Rentrée numérique : les enjeux du digital au menu pour un Sénégal High-tech.


« On a observé une période de pause pendant laquelle les priorités n’ont pas permis de mettre en avant l’enjeu numérique donc le sens d’une rentrée numérique c’est de repositionner la place stratégique du numérique dans la construction économique nationale et également dans le développement social du pays », a expliqué l’administrateur général de Gaïndé 2000, Ibrahima Nour Eddine Diagne. Selon lui, une impulsion numérique dans tous les domaines de la vie économique et sociale est nécessaire pour faire face aux mutations et que cette impulsion doit être bâtie sur une stratégie cohérente pour aboutir à des résultats escomptés aussi bien sur le plan social que sur le plan économique. Certaines institutions de l’État notamment, Sénégal numérique et l’agence de développement et d'encadrement des petites et moyennes entreprises (ADEPME) ont pris part au rendez-vous.

 

« C’était un moment pour nous d’échanger sur les perspectives à travers la société Sénégal Numérique qui a comme ambition de développer le partenariat public - privé pour industrialiser les procédures de l’administration, mais également qui compte mettre les ressources informatiques développées par l’État toutes ces années en matière d’infrastructures pour permettre à nos concitoyens partout qu’ils puissent se trouver sur le territoire national de disposer d’un service digital de qualité », a témoigné le directeur général de Senum, Cheikh Bakhoum. 

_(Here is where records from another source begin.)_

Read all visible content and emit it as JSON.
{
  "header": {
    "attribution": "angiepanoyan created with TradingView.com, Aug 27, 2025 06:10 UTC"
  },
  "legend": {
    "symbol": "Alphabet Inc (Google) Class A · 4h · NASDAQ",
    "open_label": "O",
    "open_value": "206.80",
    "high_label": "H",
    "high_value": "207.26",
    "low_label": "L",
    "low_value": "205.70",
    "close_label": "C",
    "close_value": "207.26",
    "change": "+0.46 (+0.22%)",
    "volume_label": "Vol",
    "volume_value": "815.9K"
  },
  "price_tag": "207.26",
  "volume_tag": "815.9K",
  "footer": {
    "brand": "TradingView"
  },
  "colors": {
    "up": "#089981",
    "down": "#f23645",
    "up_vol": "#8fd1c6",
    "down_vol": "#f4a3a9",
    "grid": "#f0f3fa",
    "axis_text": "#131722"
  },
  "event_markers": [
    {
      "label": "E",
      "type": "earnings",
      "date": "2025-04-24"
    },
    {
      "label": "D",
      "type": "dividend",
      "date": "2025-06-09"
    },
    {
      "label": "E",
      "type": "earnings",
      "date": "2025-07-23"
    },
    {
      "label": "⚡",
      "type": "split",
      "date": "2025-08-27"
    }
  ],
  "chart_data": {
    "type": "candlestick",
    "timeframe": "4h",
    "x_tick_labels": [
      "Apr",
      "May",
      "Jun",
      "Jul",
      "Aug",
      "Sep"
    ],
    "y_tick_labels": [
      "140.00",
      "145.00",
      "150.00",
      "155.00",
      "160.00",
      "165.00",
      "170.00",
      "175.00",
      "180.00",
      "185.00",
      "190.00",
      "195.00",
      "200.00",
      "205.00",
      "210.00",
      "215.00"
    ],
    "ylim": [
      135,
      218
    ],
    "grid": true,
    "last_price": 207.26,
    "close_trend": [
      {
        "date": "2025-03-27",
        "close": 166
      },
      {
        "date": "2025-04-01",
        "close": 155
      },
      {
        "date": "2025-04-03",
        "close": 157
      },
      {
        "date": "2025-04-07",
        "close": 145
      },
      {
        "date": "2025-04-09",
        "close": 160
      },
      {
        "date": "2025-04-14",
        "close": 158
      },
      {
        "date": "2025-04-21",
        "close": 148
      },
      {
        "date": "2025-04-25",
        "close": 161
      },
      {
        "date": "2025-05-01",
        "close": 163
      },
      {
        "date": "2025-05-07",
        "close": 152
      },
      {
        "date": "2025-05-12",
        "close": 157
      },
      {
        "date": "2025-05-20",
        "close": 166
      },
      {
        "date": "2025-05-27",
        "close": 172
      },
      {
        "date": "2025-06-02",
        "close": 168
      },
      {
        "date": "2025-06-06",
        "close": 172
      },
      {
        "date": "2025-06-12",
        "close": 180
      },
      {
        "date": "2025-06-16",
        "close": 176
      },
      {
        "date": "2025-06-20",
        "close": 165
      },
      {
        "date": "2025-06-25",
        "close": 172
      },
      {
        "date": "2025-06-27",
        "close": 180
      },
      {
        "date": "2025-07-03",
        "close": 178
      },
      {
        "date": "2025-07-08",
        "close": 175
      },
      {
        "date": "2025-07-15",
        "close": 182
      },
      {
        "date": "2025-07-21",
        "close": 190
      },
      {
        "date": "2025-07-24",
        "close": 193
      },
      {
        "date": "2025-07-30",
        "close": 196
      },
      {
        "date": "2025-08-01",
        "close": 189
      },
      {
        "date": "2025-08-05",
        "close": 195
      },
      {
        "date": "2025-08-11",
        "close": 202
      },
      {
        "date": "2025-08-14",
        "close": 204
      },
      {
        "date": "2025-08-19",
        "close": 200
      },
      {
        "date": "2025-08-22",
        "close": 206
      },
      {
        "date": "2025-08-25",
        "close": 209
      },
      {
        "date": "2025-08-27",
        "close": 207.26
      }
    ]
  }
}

Pour sa part, le directeur général de l’Adpeme, Idrissa Diabira, a saisi l’occasion pour décliner une ambition d’adoption technologique.

 

« Le numérique n’est plus une option, mais une obligation pour l’ensemble de l’économie et pour les entreprises en particulier pour pouvoir se développer, grandir et créer des richesses. C’est l’occasion pour nous Adepme, de communiquer sur un programme que nous lançons d’adoption technologique avec l’appui de la banque mondiale. C’est 24 millions de dollars qui vont permettre aux entreprises de se digitaliser dans leurs principales fonctions et d’être plus compétitives pour créer davantage de richesses et d’emplois », a-t-il renseigné.

 

Pour les initiateurs de cette rentrée numérique, notamment Gaïndé 2000 et ses partenaires, le numérique est un amplificateur de performance et un accélérateur de processus qui en un délai réduit et avec des ressources limitées peut présenter des résultats satisfaisants sur tout le territoire national et dans la diaspora. Différents thèmes ont été débattus lors de cette rentrée numérique. Le choix de ces thèmes ont répondu aux sujets qui semblent être les plus urgents, notamment la santé avec la crise Covid-19, l’éducation, la Fintech qui touchent les services financiers entre autres. Le défi pour les organisateurs revient à créer une prise de conscience.

« Le numérique est une question qui ne marche pas seule. Il ne suffit pas de l’évoquer pour qu’il soit actif, il faut une dynamique stratégique intégrée et concertée. C’est une dimension qu’il faut porter au plus haut niveau de préférence et c’est une dimension à laquelle il faut avoir le maximum de transversalité », a conclu Ibrahima Nour Eddine Diagne. La rentrée numérique a réuni à la fois les acteurs du privé, du milieu universitaire et du gouvernement, entre autres.